What can we learn from AI to help foster a more compassionate society?

Artificial Intelligence (AI) has been a prominent feature in the news recently. Some articles reflect fear, some fascination, some revenue generation, but almost all portray a level of uncertainty with what AI might mean to our future. One of the recurring themes is the pursuit of ethical AI, emphasizing the need to infuse compassion into AI systems. This focus acknowledges the potential impact of AI on society, urging the integration of empathetic and ethical considerations into its design and behavior.

Interestingly, the quest to embed compassion in AI intersects with understanding human thinking patterns. Neural networks, inspired by the human brain’s structure, facilitate AI’s capacity to recognize patterns, learn, and adapt—similar to the human cognitive process. Researchers explore cognitive science to replicate empathy and ethical reasoning within AI, aiming to simulate human-like compassion.

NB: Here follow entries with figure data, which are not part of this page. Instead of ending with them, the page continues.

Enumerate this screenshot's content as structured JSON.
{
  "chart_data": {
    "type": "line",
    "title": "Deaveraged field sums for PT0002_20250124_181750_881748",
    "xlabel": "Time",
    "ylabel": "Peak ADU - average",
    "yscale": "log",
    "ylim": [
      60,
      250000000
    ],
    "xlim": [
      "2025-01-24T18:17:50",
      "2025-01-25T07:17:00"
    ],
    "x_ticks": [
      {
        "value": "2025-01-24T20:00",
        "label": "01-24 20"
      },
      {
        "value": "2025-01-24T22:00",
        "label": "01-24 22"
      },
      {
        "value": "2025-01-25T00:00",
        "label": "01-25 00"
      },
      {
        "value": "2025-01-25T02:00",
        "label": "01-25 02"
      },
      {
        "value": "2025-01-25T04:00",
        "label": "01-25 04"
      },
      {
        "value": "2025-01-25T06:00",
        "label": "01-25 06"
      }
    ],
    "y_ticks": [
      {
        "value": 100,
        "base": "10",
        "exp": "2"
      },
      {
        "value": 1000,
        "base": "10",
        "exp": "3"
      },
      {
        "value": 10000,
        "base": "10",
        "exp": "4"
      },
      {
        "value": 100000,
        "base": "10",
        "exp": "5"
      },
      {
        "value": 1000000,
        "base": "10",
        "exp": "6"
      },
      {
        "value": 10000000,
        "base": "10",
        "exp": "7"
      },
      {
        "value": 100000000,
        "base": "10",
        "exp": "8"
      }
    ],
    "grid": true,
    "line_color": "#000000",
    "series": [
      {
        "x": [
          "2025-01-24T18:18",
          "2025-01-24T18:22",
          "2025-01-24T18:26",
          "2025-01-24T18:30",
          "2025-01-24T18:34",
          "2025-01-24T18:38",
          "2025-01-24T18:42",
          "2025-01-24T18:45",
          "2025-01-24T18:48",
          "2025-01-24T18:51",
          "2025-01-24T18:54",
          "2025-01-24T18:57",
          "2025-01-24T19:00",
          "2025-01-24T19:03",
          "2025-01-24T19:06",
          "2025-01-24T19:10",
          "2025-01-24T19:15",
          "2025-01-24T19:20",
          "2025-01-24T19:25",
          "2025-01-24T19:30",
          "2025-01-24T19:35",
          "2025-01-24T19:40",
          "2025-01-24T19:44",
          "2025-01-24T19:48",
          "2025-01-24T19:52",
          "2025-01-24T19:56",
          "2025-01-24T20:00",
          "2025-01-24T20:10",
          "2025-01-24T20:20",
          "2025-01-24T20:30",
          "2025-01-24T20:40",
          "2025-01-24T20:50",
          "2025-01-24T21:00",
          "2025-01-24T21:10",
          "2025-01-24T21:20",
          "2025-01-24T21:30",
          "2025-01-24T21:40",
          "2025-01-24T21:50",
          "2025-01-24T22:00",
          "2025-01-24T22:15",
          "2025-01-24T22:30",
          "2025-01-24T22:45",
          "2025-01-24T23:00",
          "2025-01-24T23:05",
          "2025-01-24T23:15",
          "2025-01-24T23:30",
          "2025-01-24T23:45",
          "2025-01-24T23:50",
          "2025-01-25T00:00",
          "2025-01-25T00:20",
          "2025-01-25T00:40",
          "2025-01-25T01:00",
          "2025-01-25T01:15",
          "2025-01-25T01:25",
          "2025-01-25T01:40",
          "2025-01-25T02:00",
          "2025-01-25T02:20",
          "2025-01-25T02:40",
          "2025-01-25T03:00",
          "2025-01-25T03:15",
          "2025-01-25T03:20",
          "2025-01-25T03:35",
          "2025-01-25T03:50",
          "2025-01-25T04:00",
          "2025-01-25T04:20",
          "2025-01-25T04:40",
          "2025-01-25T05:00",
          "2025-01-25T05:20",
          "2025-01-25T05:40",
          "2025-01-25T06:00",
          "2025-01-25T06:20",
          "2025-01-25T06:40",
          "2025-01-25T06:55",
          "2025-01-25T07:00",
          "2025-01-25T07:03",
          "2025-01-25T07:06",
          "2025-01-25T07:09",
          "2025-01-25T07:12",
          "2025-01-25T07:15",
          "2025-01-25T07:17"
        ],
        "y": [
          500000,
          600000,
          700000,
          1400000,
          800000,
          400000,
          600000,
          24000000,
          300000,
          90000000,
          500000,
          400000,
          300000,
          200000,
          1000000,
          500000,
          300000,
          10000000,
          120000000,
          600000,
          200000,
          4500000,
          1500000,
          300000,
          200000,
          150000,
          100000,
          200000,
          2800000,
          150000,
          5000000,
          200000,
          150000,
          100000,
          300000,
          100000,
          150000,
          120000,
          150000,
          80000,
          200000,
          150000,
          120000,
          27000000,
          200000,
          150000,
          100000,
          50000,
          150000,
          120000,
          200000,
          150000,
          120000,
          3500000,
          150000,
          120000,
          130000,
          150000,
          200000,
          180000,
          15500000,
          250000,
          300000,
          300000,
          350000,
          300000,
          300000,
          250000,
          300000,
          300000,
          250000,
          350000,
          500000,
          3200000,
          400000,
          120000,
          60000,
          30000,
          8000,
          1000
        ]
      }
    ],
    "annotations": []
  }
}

However, bias in AI training sets mirrors human bias arising from limited experiences. AI systems learn from data provided to them, and if the training data contains biases or reflects limited perspectives, the AI can replicate those biases in its decisions and actions.

Similarly, humans form biases due to their exposure to specific environments, cultural influences, and individual experiences. Limited exposure to diverse perspectives can lead to biased judgments and actions. Analogously, AI algorithms, when trained on biased data, tend to replicate and sometimes even exacerbate societal biases present in the training data.

Recognizing this parallel, efforts to mitigate bias in AI involve strategies akin to broadening human perspectives. Diverse and inclusive datasets are crucial in reducing bias, just as exposure to diverse experiences helps humans mitigate their own biases. Moreover, similar to how humans can undergo bias training or education to recognize and counteract biases, AI systems can be fine-tuned and retrained using techniques like bias detection algorithms or fairness-aware learning to mitigate biases in their decision-making.

Understanding the correlation between biased AI training sets and human biases underscores the importance of fostering diversity, inclusivity, and comprehensive representation in both AI datasets and human experiences. This raises the question posed at the onset: What can we learn from AI to help foster a more compassionate society?